Reports prepared by staff of the federal Special Investigations Division of the House Government Reform Committee reveal that thirty percent of the nation’s 5,283 nursing homes had reported instances of abuse over a recent period of two years. While some of the reports simply involved one resident being slapped by another, nearly two thousand of the reports were serious enough to “place the residents in immediate jeopardy of death or serious injury.” Abuse can take many forms, including neglect and poor response times. While instances of neglect and poor care may be less obvious than physical abuse, they can be just as harmful. When an elder care facility’s residents are injured because of the action or inaction of the facility’s staff, they can be held accountable for those injuries.
Recently, a Massachusetts nursing home and elder care facility was sued after one of their residents died. The resident’s family brought a wrongful death and negligence lawsuit against the nursing home after the resident had dangerously low levels of oxygen saturation and died as a result. The family alleged that the staff was poorly trained and supervised and that they should have been much more alert to the resident’s condition and sent him to the hospital long before they did. The lawsuit further alleged that if it were not for the faculty’s slow reaction time and inattention, the resident would not have died.

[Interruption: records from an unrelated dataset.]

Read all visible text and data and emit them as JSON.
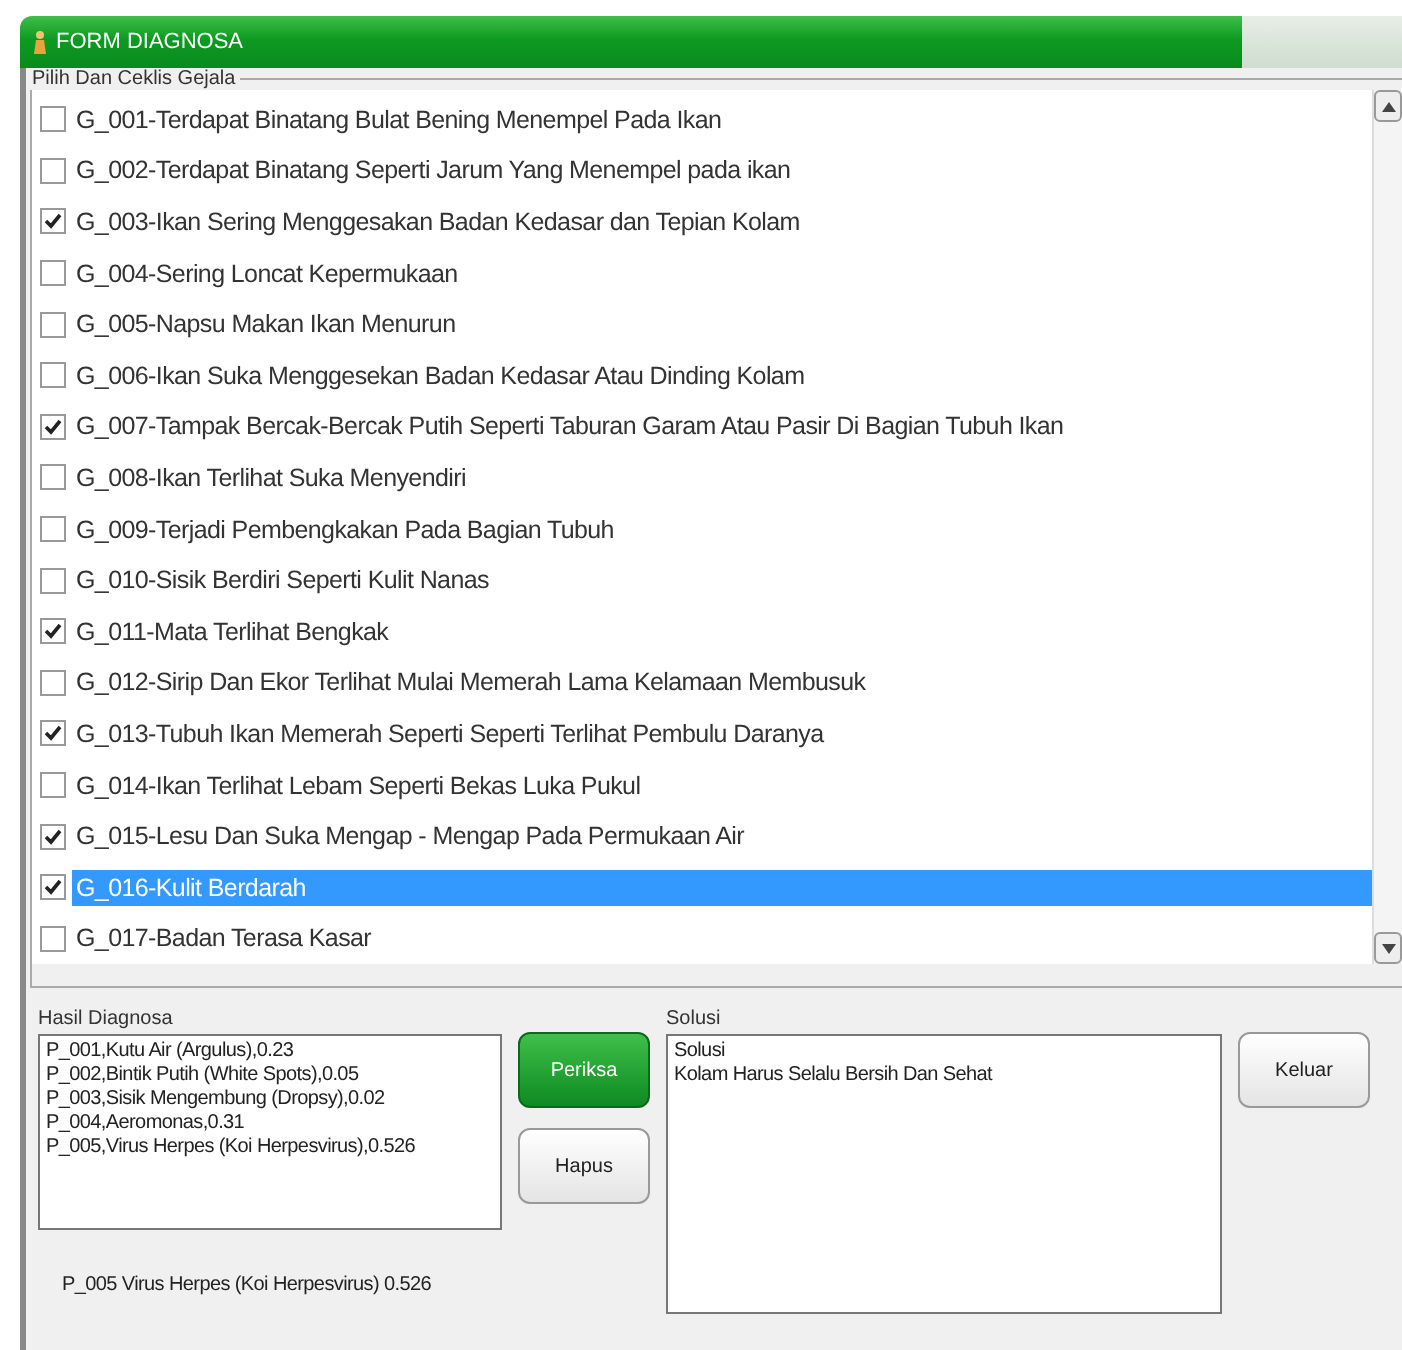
{
  "window": {
    "title": "FORM DIAGNOSA"
  },
  "symptoms": {
    "legend": "Pilih Dan Ceklis Gejala",
    "items": [
      {
        "label": "G_001-Terdapat Binatang Bulat Bening Menempel Pada Ikan",
        "checked": false,
        "selected": false
      },
      {
        "label": "G_002-Terdapat Binatang Seperti Jarum Yang Menempel pada ikan",
        "checked": false,
        "selected": false
      },
      {
        "label": "G_003-Ikan Sering Menggesakan Badan Kedasar dan Tepian Kolam",
        "checked": true,
        "selected": false
      },
      {
        "label": "G_004-Sering Loncat Kepermukaan",
        "checked": false,
        "selected": false
      },
      {
        "label": "G_005-Napsu Makan Ikan Menurun",
        "checked": false,
        "selected": false
      },
      {
        "label": "G_006-Ikan Suka Menggesekan Badan Kedasar Atau Dinding Kolam",
        "checked": false,
        "selected": false
      },
      {
        "label": "G_007-Tampak Bercak-Bercak Putih Seperti Taburan Garam Atau Pasir Di Bagian Tubuh Ikan",
        "checked": true,
        "selected": false
      },
      {
        "label": "G_008-Ikan Terlihat Suka Menyendiri",
        "checked": false,
        "selected": false
      },
      {
        "label": "G_009-Terjadi Pembengkakan Pada Bagian Tubuh",
        "checked": false,
        "selected": false
      },
      {
        "label": "G_010-Sisik Berdiri Seperti Kulit Nanas",
        "checked": false,
        "selected": false
      },
      {
        "label": "G_011-Mata Terlihat Bengkak",
        "checked": true,
        "selected": false
      },
      {
        "label": "G_012-Sirip Dan Ekor Terlihat Mulai Memerah Lama Kelamaan Membusuk",
        "checked": false,
        "selected": false
      },
      {
        "label": "G_013-Tubuh Ikan Memerah Seperti Seperti Terlihat Pembulu Daranya",
        "checked": true,
        "selected": false
      },
      {
        "label": "G_014-Ikan Terlihat Lebam Seperti Bekas Luka Pukul",
        "checked": false,
        "selected": false
      },
      {
        "label": "G_015-Lesu Dan Suka Mengap  - Mengap Pada Permukaan Air",
        "checked": true,
        "selected": false
      },
      {
        "label": "G_016-Kulit Berdarah",
        "checked": true,
        "selected": true
      },
      {
        "label": "G_017-Badan Terasa Kasar",
        "checked": false,
        "selected": false
      }
    ]
  },
  "results": {
    "label": "Hasil Diagnosa",
    "lines": [
      "P_001,Kutu Air (Argulus),0.23",
      "P_002,Bintik Putih (White Spots),0.05",
      "P_003,Sisik Mengembung (Dropsy),0.02",
      "P_004,Aeromonas,0.31",
      "P_005,Virus Herpes (Koi Herpesvirus),0.526"
    ]
  },
  "buttons": [
    {
      "label": "Periksa",
      "kind": "primary"
    },
    {
      "label": "Hapus",
      "kind": "normal"
    }
  ],
  "solution": {
    "label": "Solusi",
    "lines": [
      "Solusi",
      "Kolam Harus Selalu Bersih Dan Sehat"
    ]
  },
  "exit_button": {
    "label": "Keluar"
  },
  "final_result": "P_005  Virus Herpes (Koi Herpesvirus)  0.526"
}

The nursing home argued that they have an expertly trained staff and that there were no immediate signs of harm that would have warranted calling an ambulance. Their argument, however, was reportedly undermined by the subsequent medical report for the resident. Normal pulse oximeter readings usually range from 95 to 100 percent. Values under 90 percent are considered low. Blood oxygen levels below 80 percent may compromise organ function, such as the brain and heart, and should be promptly addressed. The resident’s oxygen saturation level allegedly reached an astonishingly low 20 percent, however, before the facility’s staff called for an ambulance. Before the case could be brought to trial, the nursing home agreed to pay the resident’s family $1.25 million dollars if they dropped their personal injury claim.